At a minimum, California employees of all CPRA covered companies have the following rights:

  • Good to know
  • Right to Erasure
  • Right to Correct Inaccurate Information
  • Right to No Retaliation for Exercising CPRA Rights

As mentioned above, there are several legal exceptions that employers can rely on to ensure that the above rights do not interfere with the company’s legitimate need to continue processing and retaining certain employee personal data. For example, a request from an employee to delete personal information is not absolute, as an employer may retain personal information such as name, address and banking information necessary to fulfill an existing employment contract.
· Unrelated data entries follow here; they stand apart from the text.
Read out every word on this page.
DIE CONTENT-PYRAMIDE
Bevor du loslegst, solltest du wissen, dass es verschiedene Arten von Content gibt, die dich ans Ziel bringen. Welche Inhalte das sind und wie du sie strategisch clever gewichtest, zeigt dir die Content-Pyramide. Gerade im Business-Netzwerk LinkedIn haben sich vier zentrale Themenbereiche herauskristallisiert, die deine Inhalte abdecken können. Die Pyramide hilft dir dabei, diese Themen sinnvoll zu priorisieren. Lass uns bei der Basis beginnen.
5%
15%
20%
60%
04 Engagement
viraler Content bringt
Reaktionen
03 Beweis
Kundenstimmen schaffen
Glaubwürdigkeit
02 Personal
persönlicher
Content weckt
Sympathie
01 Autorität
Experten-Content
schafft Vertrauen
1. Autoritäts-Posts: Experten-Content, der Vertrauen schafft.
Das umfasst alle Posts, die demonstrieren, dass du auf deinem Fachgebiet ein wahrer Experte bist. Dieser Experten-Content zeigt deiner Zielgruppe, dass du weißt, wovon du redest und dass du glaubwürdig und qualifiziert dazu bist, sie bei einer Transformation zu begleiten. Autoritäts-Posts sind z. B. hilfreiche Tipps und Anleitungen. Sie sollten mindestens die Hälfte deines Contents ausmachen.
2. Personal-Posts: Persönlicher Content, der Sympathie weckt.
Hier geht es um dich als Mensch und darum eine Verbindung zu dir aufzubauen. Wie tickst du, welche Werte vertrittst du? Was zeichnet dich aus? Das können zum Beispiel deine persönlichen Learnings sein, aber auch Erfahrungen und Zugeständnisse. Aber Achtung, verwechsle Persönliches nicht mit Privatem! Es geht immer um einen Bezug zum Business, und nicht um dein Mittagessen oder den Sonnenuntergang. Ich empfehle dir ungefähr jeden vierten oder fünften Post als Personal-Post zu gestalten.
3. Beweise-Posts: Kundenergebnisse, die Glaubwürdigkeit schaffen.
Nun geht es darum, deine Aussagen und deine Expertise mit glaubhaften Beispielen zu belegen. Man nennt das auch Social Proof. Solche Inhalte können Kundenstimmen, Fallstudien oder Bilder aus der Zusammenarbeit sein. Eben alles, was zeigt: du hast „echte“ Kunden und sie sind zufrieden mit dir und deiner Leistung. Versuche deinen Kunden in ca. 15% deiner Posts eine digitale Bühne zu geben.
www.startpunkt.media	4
On the other hand, the following rights are more likely to be company specific and may not apply to employees of all companies:

  • Right to Restrict Use and Disclosure of Sensitive Personal Information
  • Right to Refuse Sale
  • Right to Opt-Out of Sharing
  • Right to information and right to object to automated decision-making

Businesses should carefully review any new or amended right under the CPRA and determine which exceptions may apply in which contexts.

  • Do employers need to update supplier contracts regarding employee personal data?

Yes. Since CPRA will now also apply to all employees, employers must consider the disclosure of employee information to vendors, including service providers, contractors and third parties, in the same manner as they do for traditional consumer personal information under the CCPA and other privacy laws.

CPRA requires that agreements with third parties, service providers and contractors to whom employee personal information may be disclosed contain very specific language. The provisions should be added to both new and existing contracts and the resulting impact on business obligations will depend on what information about the employee is being shared, why the information is being shared and the role of the receiving entity.

The definition of “service provider” in the CPRA has been expanded to include new concepts related to “sale” and “sharing” and includes specific requirements for written contracts. One such requirement is, for example, to allow the employer to monitor the provider’s compliance with the contract through measures including, but not limited to, continuous manual reviews and automated scans and periodic assessments, audits or other technical and operational tests, at a minimum once every 12 months. See Cal. civil. Code §1798.140(ag).